How could I forget? The death of poor unfortunate tortured Sally Clark, the 42-year-old solicitor convicted of killing her two infant sons in 1999, only to be cleared of their murders in January 2003, is an utterly appalling modern tragedy, a dreadful stain on everything our so-called civilised society should hold dear.
I campaigned for Sally Clark's release - for three years - only to see her die as a result of the brutality of the British legal system and medical establishment. This was a young woman who wanted nothing more than to be a wife and mother, and found herself instead a convicted murderer, screamed at in prison as a child killer, the very epitome of evil. And all Sally Clark ever wanted to do was to love and protect her children.
The law did not see it that way. The law said that a mother who watched her two sons die within 12 weeks of their birth must be a potential killer - no matter how much she might protest her innocence. The experts said that any woman who suffered the dreadful misfortune of the deaths of her infant sons simply had to be viewed with the gravest suspicion - or, to use the phrase the experts liked, the jury's job was to "think dirty".
What a grotesque calumny. Sally Clark's two young sons died - even now we do not know exactly how - while she was looking after them in the main bedroom of her home in Cheshire. She was devastated by their deaths, as was their father and her husband, Stephen. But within weeks she had been charged with their murders. Worse was to come: in November 1999 she was convicted of their murders and sentenced to life.
Just imagine, for a moment, what that must have been like.

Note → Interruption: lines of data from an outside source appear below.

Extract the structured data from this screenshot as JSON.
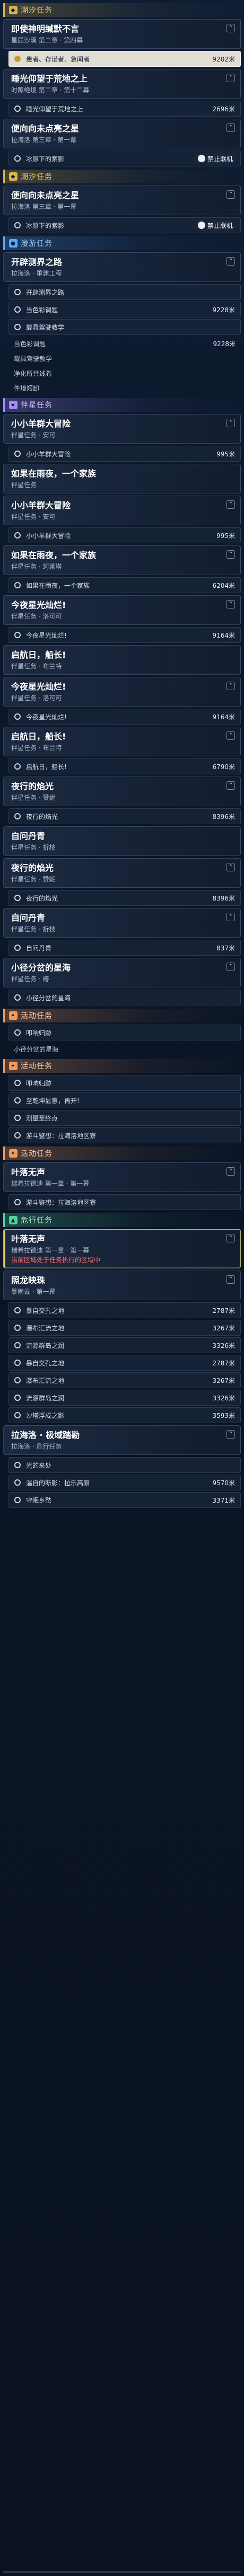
{
  "sections": {
    "chaoxi": "潮汐任务",
    "manyou": "漫游任务",
    "banxing": "伴星任务",
    "huodong": "活动任务",
    "weixian": "危行任务"
  },
  "cards": {
    "c1": {
      "title": "即使神明缄默不言",
      "sub": "星辰沙漠 第二章 · 第四幕"
    },
    "c2": {
      "title": "睡光仰望于荒地之上",
      "sub": "时隙绝境 第二章 · 第十二幕"
    },
    "c3": {
      "title": "便向向未点亮之星",
      "sub": "拉海洛 第三章 · 第一幕"
    },
    "c4": {
      "title": "便向向未点亮之星",
      "sub": "拉海洛 第三章 · 第一幕"
    },
    "c5": {
      "title": "开辟测界之路",
      "sub": "拉海洛 · 重建工程"
    },
    "c6": {
      "title": "小小羊群大冒险",
      "sub": "伴星任务 · 安可"
    },
    "c7": {
      "title": "如果在雨夜，一个家族",
      "sub": "伴星任务"
    },
    "c8": {
      "title": "小小羊群大冒险",
      "sub": "伴星任务 · 安可"
    },
    "c9": {
      "title": "如果在雨夜，一个家族",
      "sub": "伴星任务 · 珂莱塔"
    },
    "c10": {
      "title": "今夜星光灿烂!",
      "sub": "伴星任务 · 洛可可"
    },
    "c11": {
      "title": "启航日，船长!",
      "sub": "伴星任务 · 布兰特"
    },
    "c12": {
      "title": "今夜星光灿烂!",
      "sub": "伴星任务 · 洛可可"
    },
    "c13": {
      "title": "启航日，船长!",
      "sub": "伴星任务 · 布兰特"
    },
    "c14": {
      "title": "夜行的焰光",
      "sub": "伴星任务 · 赞妮"
    },
    "c15": {
      "title": "自问丹青",
      "sub": "伴星任务 · 折枝"
    },
    "c16": {
      "title": "夜行的焰光",
      "sub": "伴星任务 · 赞妮"
    },
    "c17": {
      "title": "自问丹青",
      "sub": "伴星任务 · 折枝"
    },
    "c18": {
      "title": "小径分岔的星海",
      "sub": "伴星任务 · 椿"
    },
    "c19": {
      "title": "叶落无声",
      "sub": "瑞希拉德迪 第一章 · 第一幕"
    },
    "c20": {
      "title": "叶落无声",
      "sub": "瑞希拉德迪 第一章 · 第一幕",
      "warn": "当前区域处于任务执行的区域中"
    },
    "c21": {
      "title": "照龙映珠",
      "sub": "暴雨云 · 第一幕"
    },
    "c22": {
      "title": "拉海洛 · 极域踏勘",
      "sub": "拉海洛 · 危行任务"
    }
  },
  "rows": {
    "r1": {
      "label": "患者、存诺者、急闻者",
      "dist": "9202米"
    },
    "r2": {
      "label": "睡光仰望于荒地之上",
      "dist": "2696米"
    },
    "r3": {
      "label": "冰原下的紫影",
      "dist": ""
    },
    "r4": {
      "label": "冰原下的紫影",
      "dist": ""
    },
    "r5": {
      "label": "开辟测界之路",
      "dist": ""
    },
    "r6": {
      "label": "当色彩调题",
      "dist": "9228米"
    },
    "r7": {
      "label": "载具驾驶教学",
      "dist": ""
    },
    "r8": {
      "label": "当色彩调题",
      "dist": "9228米"
    },
    "r9": {
      "label": "载具驾驶教学",
      "dist": ""
    },
    "r10": {
      "label": "净化所共线卷",
      "dist": ""
    },
    "r11": {
      "label": "件境短卸",
      "dist": ""
    },
    "r12": {
      "label": "小小羊群大冒险",
      "dist": "995米"
    },
    "r13": {
      "label": "小小羊群大冒险",
      "dist": "995米"
    },
    "r14": {
      "label": "如果在雨夜，一个家族",
      "dist": "6204米"
    },
    "r15": {
      "label": "今夜星光灿烂!",
      "dist": "9164米"
    },
    "r16": {
      "label": "今夜星光灿烂!",
      "dist": "9164米"
    },
    "r17": {
      "label": "启航日，船长!",
      "dist": "6790米"
    },
    "r18": {
      "label": "夜行的焰光",
      "dist": "8396米"
    },
    "r19": {
      "label": "夜行的焰光",
      "dist": "8396米"
    },
    "r20": {
      "label": "自问丹青",
      "dist": "837米"
    },
    "r21": {
      "label": "小径分岔的星海",
      "dist": ""
    },
    "r22": {
      "label": "叩响归跡",
      "dist": ""
    },
    "r23": {
      "label": "小径分岔的星海",
      "dist": ""
    },
    "r24": {
      "label": "叩响归跡",
      "dist": ""
    },
    "r25": {
      "label": "至乾坤显意，再开!",
      "dist": ""
    },
    "r26": {
      "label": "测量至终点",
      "dist": ""
    },
    "r27": {
      "label": "游斗鉴想：拉海洛地区寮",
      "dist": ""
    },
    "r28": {
      "label": "游斗鉴想：拉海洛地区寮",
      "dist": ""
    },
    "r29": {
      "label": "暴自交孔之地",
      "dist": "2787米"
    },
    "r30": {
      "label": "瀑布汇流之地",
      "dist": "3267米"
    },
    "r31": {
      "label": "流源群岛之润",
      "dist": "3326米"
    },
    "r32": {
      "label": "暴自交孔之地",
      "dist": "2787米"
    },
    "r33": {
      "label": "瀑布汇流之地",
      "dist": "3267米"
    },
    "r34": {
      "label": "流源群岛之润",
      "dist": "3326米"
    },
    "r35": {
      "label": "沙塔浮成之影",
      "dist": "3593米"
    },
    "r36": {
      "label": "光的来处",
      "dist": ""
    },
    "r37": {
      "label": "温自的断影：拉乐高原",
      "dist": "9570米"
    },
    "r38": {
      "label": "守眠乡愁",
      "dist": "3371米"
    }
  },
  "badges": {
    "b1": "禁止联机",
    "b2": "禁止联机"
  }
}
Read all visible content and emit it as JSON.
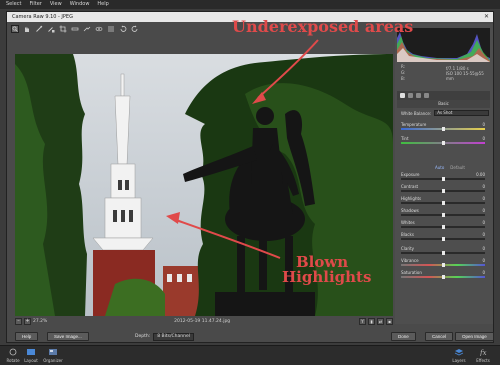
{
  "menubar": {
    "items": [
      "Select",
      "Filter",
      "View",
      "Window",
      "Help"
    ]
  },
  "dialog": {
    "title": "Camera Raw 9.10  -  JPEG",
    "close": "✕"
  },
  "image": {
    "filename": "2012-05-19 11.47.24.jpg",
    "zoom": "27.2%"
  },
  "annotations": {
    "underexposed": "Underexposed areas",
    "blown_line1": "Blown",
    "blown_line2": "Highlights"
  },
  "histogram_readout": {
    "r": "R:",
    "g": "G:",
    "b": "B:",
    "meta_line1": "f/7.1  1/80 s",
    "meta_line2": "ISO 100   15-55@55 mm"
  },
  "panel": {
    "section_title": "Basic",
    "white_balance_label": "White Balance:",
    "white_balance_value": "As Shot",
    "auto_label": "Auto",
    "default_label": "Default",
    "sliders": [
      {
        "label": "Temperature",
        "value": "0",
        "level": 0.5
      },
      {
        "label": "Tint",
        "value": "0",
        "level": 0.5
      },
      {
        "label": "Exposure",
        "value": "0.00",
        "level": 0.5
      },
      {
        "label": "Contrast",
        "value": "0",
        "level": 0.5
      },
      {
        "label": "Highlights",
        "value": "0",
        "level": 0.5
      },
      {
        "label": "Shadows",
        "value": "0",
        "level": 0.5
      },
      {
        "label": "Whites",
        "value": "0",
        "level": 0.5
      },
      {
        "label": "Blacks",
        "value": "0",
        "level": 0.5
      },
      {
        "label": "Clarity",
        "value": "0",
        "level": 0.5
      },
      {
        "label": "Vibrance",
        "value": "0",
        "level": 0.5
      },
      {
        "label": "Saturation",
        "value": "0",
        "level": 0.5
      }
    ]
  },
  "footer": {
    "help": "Help",
    "save": "Save Image...",
    "depth_label": "Depth:",
    "depth_value": "8 Bits/Channel",
    "done": "Done",
    "cancel": "Cancel",
    "open": "Open Image"
  },
  "taskbar": {
    "left": [
      {
        "label": "Rotate"
      },
      {
        "label": "Layout"
      },
      {
        "label": "Organizer"
      }
    ],
    "right": [
      {
        "label": "Layers"
      },
      {
        "label": "Effects"
      }
    ]
  },
  "colors": {
    "annotation": "#e04a4a",
    "accent": "#9bbcff"
  }
}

You have given birth to two sons, only to see them die in mysterious circumstances, and now you are incarcerated for their killing - for almost no other reason than that a leading paediatrician, Sir Roy Meadow, was permitted to tell the jury that the chances of their being two infant deaths in the same family was one in 73 million, when the truth was more like one in 200.
In the wake of her conviction, the jubilant Cheshire Police had suggested, privately, in media briefings, that Sally had a "small drinking problem" and "didn't want to sacrifice her glamorous lifestyle for children" - and the world believed that whispering campaign. What utter, felonious, irresponsible nonsense. This was one of the great miscarriages of justice in modern British legal history.
When she came home after three years in jail, to a house she had never lived in, and to meet her third, and surviving, son - who barely recognised her - she struggled to cope. How could she not? Imagine how you would have felt: free, but with the stigma still with you, and an infant son who barely recognised you, and a husband who hadn't shared your bed in three years.
The burden of that injustice stayed with Sally Clark throughout the last brief years of her life. No one knows - yet - how she died, but I am convinced that her death was as a result of a broken heart: a woman unable to cope with the pain of being so utterly traduced by a society that should have known better.
On Mother's Day, let us all offer up a prayer for Sally Clark, the victim of a legal system that wanted us to "think dirty" about mothers who lost their children, and of unspeakably arrogant expert medical witnesses who could not conceive that they might be wrong, and the disinterest of a society that doesn't seem to care about the loss of an infant child - unless they happen to be stabbed in a public street.
I will never, ever forget Sally Clark; how could I? But let us hope and pray that society does not either - and let us hope that her memory reminds us all never to let medical experts, or lawyers, tell us what motherhood truly means.